A bordo da corveta seguiam fuzileiros e dois inspetores da PJ. Na primeira noite, houve indecisão sobre se deveria ser efetuada logo a abordagem. Esperaram mais um dia para ver se era feito o transbordo, o que permitiria intercetar também os destinatários da cocaína. Na segunda noite, como o AGAT passou a navegar em direção a sul, na costa de Marrocos, avançou a operação. Dada a envergadura do barco, não era possível um assalto de surpresa. Quando abordado, o cargueiro parou e a tripulação lançou a escada para as autoridades portuguesas subirem a bordo. Sem resistência.

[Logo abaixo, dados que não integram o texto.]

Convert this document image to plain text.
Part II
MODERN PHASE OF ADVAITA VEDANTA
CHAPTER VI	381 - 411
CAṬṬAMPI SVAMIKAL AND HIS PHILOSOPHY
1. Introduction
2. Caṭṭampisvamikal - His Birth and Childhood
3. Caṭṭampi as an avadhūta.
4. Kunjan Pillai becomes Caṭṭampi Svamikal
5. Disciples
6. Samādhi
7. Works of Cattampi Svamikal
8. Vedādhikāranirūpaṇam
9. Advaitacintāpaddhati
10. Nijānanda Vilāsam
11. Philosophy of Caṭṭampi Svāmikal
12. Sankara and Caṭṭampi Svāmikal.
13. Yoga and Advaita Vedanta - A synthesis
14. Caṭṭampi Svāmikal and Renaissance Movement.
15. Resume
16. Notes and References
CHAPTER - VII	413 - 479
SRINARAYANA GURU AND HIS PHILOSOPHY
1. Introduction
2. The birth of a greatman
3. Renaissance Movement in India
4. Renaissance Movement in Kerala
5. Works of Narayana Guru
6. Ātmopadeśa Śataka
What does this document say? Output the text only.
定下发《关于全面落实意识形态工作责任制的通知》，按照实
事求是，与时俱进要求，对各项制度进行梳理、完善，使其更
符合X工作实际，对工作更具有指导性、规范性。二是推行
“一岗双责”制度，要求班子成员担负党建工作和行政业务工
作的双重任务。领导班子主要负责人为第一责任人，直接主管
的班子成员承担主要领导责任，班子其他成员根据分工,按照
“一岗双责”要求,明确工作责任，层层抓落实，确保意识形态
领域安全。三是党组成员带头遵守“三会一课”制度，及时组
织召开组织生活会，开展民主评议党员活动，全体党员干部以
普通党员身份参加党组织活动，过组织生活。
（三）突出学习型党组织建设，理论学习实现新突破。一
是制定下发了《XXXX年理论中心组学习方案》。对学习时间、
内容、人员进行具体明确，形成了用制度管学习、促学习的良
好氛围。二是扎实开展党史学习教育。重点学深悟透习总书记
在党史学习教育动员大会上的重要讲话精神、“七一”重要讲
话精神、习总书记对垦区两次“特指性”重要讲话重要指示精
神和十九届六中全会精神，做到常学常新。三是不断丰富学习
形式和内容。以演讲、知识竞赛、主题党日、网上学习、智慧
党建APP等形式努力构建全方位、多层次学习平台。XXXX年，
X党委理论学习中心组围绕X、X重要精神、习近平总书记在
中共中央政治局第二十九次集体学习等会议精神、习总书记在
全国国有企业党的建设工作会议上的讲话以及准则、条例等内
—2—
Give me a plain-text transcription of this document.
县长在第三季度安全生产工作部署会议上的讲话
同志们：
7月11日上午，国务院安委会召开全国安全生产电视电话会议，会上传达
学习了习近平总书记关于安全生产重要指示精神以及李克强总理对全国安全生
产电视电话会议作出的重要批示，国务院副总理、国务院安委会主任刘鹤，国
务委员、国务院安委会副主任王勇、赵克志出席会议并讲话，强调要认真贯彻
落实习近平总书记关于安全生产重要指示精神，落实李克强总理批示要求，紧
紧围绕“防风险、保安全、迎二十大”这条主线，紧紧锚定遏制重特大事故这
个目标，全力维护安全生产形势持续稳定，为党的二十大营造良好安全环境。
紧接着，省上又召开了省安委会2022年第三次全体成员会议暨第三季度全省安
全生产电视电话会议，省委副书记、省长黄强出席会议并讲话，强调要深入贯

Sob a escolta da Marinha, deram entrada no porto de Lisboa às 04.00 do dia 29 de outubro de 2017. A PJ subiu a bordo e procedeu às buscas. A cocaína já estava fora dos tanques, não havia nenhuma carga comercial a bordo e o comandante colaborou com as autoridades portuguesas.
Cargueiro fica para Estado Português
O acórdão, lido no dia 22 de março em Lisboa, explica de forma pormenorizada que o comandante e outros dois tripulantes com mais responsabilidades estavam conscientes do que iam fazer, sabiam que iam transportar cocaína. Por isso foram condenados a penas de oito anos e meio, mas não na forma agravada. Não foi possível provar que o fizessem para receber elevadas quantias em dinheiro, como acusava o Ministério Público, falando numa verba superior a 25 mil euros para cada.
Os outros quatros tiveram penas inferiores, de quatro anos e três meses cada, dado que o coletivo de juízes considerou que inicialmente não saberiam o que iriam transportar e, apesar de acreditar que após o carregamento em alto-mar tomaram consciência, condenou-os por tráfico de estupefacientes em cumplicidade, alterando de forma não substancial os factos da acusação que apontava para a coautoria, mais grave e que pressupõe conhecimento inicial dos objetivos da viagem.
Os juízes decidiram ainda que o cargueiro AGAT reverte para o Estado Português. A empresa proprietária, a Capital Shipping, registada no Panamá em janeiro de 2017, veio reclamar a sua devolução, mas o tribunal considerou que não podem alegar que desconheciam o uso do barco já que durante sete meses nada transportou a não ser a cocaína. Durante esse período, não tentaram comunicar com o cargueiro nem dar alerta sobre a eventual apropriação do mesmo, lembrou o juiz-presidente. Como ficou provado que o barco foi essencial para o tráfico, o tribunal negou a pretensão e declarou o perdimento do AGAT em favor de Portugal.